Sam Rainsy is a former finance minister and the main opposition candidate in Cambodia’s parliamentary elections.
He was then elected as a member of parliament, representing Siem Reap province, and later appointed finance minister.
However, Sam Rainsy was stripped of the finance minister post after losing a no-confidence vote in 1994.
The following year, he founded the Khmer Nation party (KNP), which changed its name before the 1998 elections to the Sam Rainsy Party (SRP).
Sam Rainsy was elected as an MP for Kompong Chan province in those elections, and the party polled 14 per cent of the vote.
In the 2003 elections, the SRP polled 22 per cent of the vote, losing to Hun Sen, the prime minister and head Cambodian People’s Party (CPP).
An 11-month stalemate occurred, where the three main parties competing in the elections could not agree on how to form a new coalition government.

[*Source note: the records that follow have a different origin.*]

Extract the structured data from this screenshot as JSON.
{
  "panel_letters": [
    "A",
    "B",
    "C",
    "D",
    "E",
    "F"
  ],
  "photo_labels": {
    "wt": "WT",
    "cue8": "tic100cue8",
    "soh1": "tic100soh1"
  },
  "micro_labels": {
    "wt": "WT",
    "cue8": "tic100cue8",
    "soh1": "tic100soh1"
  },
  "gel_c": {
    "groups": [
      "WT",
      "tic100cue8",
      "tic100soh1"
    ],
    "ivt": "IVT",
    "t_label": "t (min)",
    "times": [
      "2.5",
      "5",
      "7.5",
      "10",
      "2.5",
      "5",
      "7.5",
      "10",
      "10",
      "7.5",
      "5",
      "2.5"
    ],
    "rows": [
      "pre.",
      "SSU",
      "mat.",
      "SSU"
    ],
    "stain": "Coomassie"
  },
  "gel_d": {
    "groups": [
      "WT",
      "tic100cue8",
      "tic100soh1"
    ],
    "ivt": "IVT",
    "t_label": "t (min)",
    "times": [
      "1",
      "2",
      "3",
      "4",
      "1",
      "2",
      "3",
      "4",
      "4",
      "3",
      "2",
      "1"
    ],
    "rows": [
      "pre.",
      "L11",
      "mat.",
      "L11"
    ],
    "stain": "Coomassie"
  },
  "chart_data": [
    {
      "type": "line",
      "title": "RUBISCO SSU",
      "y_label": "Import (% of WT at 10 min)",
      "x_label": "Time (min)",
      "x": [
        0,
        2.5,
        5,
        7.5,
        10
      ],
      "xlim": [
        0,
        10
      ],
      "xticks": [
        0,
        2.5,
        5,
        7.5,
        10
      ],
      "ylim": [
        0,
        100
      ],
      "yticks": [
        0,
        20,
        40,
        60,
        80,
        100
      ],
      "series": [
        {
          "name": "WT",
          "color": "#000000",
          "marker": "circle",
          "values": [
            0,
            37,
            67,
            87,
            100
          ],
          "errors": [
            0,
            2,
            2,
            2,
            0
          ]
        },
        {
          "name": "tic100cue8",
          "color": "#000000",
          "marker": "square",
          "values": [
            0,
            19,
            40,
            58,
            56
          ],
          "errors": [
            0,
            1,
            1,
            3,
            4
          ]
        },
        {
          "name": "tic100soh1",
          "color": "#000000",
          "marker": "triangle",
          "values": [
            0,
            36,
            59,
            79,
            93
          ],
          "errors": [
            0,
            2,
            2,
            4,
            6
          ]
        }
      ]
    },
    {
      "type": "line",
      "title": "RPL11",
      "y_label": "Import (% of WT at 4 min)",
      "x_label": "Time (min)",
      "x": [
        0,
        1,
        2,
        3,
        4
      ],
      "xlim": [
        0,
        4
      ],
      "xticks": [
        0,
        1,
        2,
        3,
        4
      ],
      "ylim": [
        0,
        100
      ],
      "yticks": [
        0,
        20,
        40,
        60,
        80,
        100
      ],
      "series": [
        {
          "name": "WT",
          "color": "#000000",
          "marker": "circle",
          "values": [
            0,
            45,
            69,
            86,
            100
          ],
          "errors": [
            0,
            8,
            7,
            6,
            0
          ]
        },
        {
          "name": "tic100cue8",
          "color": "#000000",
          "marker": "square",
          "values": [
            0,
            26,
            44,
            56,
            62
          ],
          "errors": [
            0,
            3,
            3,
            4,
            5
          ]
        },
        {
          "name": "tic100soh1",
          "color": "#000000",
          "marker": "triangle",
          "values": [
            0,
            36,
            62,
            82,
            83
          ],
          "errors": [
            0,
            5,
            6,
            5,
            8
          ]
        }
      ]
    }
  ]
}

The CPP has been the senior partner in a coalition with the royalist Funcinpec party since 1997.
When a deal was struck, MPs from the SRP boycotted the newly formed national assembly, claiming the other two parties violated constitutional procedures in forming the new government.
In 1997, Sam rainsy nearly fell victim to a grenade attack during a political rally outside the national assembly, which killed at least 16 of his supporters.
He blamed the attack on supporters of Hun Sen, whom he claimed was determined to “seize absolute power by any means”.
He went into self-imposed exile in 2005, citing fear of arrest after a vote in the national assembly removed parliamentary immunity from himself, as well as Chea Poch and Cheam Channy, fellow SRP members of parliament.
Sam Rainsy faced multiple criminal defamation charges after accusing the CPP of corruption in the formation of the current coalition government.
He has also accused Hun Sen of involvement in the 2004 murder of Chea Vichea, an SRP-affiliated union leader.
Sam Rainsy was tried in absentia in 2005 in relation to the defamation lawsuits.
The court sentenced him to 18 months in prison and ordered him to pay around $14,000 in fines.
In 2006, he recieved a royal pardon by King Norodom Sihamoni at Hun Sen’s request. He then returned to Cambodia in the same year.